T’as pensé à ça : l’école et l’entreprise négocient au cas par cas, c’est normal que ça colle pas direct. Exemple : en BTS tu fais des trucs “validés”, mais en entreprise t’as des imprévus.
Moi à ta place je me méfierais : l’alternance ressemble à “cours + taf” sur le papier, mais en vrai c’est un bras de fer continu pour que les semaines s’additionnent et ne se contredisent pas. J’ai vu des potes être “formés” sur des tâches ultra spécifiques parce que l’entreprise avait un besoin immédiat, et l’école validait en mode “on a vu un projet” sans vérifier le lien exact avec le référentiel. Une fois, on a eu un tuteur qui te met au support pendant 3 mois, puis d’un coup on te sort un dossier d’évaluation en disant que c’était “l’acquisition de compétences”, sauf que t’avais juste corrigé des tickets. L’évaluation, c’est souvent combo livret + visites + critères plus ou moins flous, et la marge dépend de l’école : certaines cadrent fort, d’autres laissent trop de liberté. Et le niveau/métier change tout : en BTS indus c’est plus structuré, en dev/marketing ça part vite en freestyle. Si tu veux pas finir en spectateur, faut exiger dès le départ un planning de compétences, pas une “mission”.
Imagine que t fais ça tjrs en même semaine, pk l’éval change mtn?
pas l’alternance qui est “compliquée”, c’est le flou d’objectifs: j’ai calé un référentiel perso, sinon t’assistes.
Attention par contre, si c’est bien piloté, tu apprends vite, sinon tu subis.
C’est non, t’as rien compris : faire ça sans cadre, c’est irresponsable.
Ah ouais chaud, j’ai fait une alternance et l’école disait “cohérent” mais en vrai t’as juste suivi les besoins du chef, courage mec.

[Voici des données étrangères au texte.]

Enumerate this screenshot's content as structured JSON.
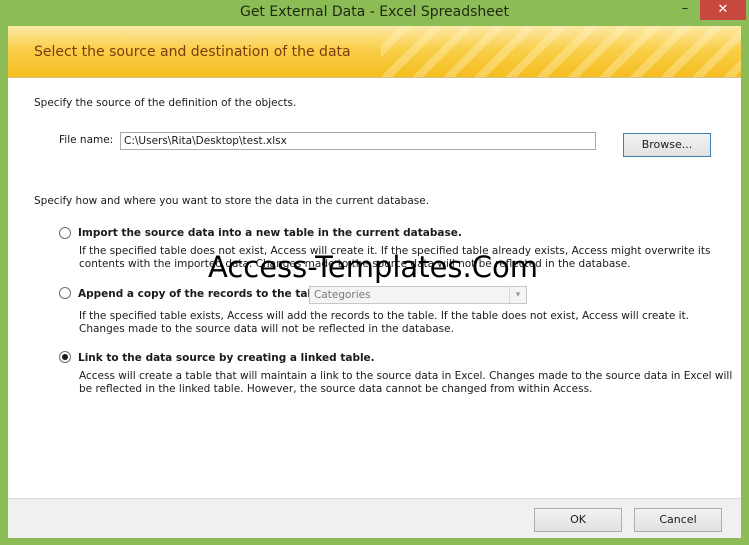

Franchement, si ça te semble “compliqué”, c’est normal. L’alternance, c’est pas juste une répartition de journées, c’est un compromis entre ce que le jeune sait faire et ce que la boîte a besoin de produire à ce moment-là. Les tâches “d’assistance” existent au début, mais c’est justement le sas d’entrée. Pour l’évaluation, en vrai, c’est souvent progressif et lié à des activités cadrées par des objectifs, pas à un jugement au feeling. Donc non, t’es pas en train de voir un dysfonctionnement forcément, t’es juste en train de comprendre que ça s’adapte.
C’est pas juste “cours + taf”, c’est tout un bazar d’orga, d’éval et de bosses; faut cadrer sinon t’assistes.
Moi je m’en fous du cadre : si le taf colle pas au programme, t’apprends rien, point.
C’est non direct. Chez moi c’était clean au début, puis j’ai vu le bordel: planning qui bouge, tâches qui changent, et personne cale vraiment le “quoi/apprendre” pareil. J’ai organisé au millimètre, mais l’entreprise faisait sa sauce, le rythme collait pas au programme. Résultat: t’as l’impression d’assister + produire, et l’“où ça mène” reste flou.
Attention par contre, si c’est bien piloté, tu progresses vite, sinon t’es juste en “présence” à la boîte. Le piège c’est que l’école te donne des objectifs, mais sur le terrain faut des missions qui collent vraiment au niveau. Perso je regarderais 2 trucs : le tuteur (il suit ou il lâche?) et les livrables attendus sur la période. L’éval c’est souvent mix cours + bilan entreprise (t’as des traces : missions, compétences, retour). Y’a un cadre, mais la boîte a de la marge selon leur implication.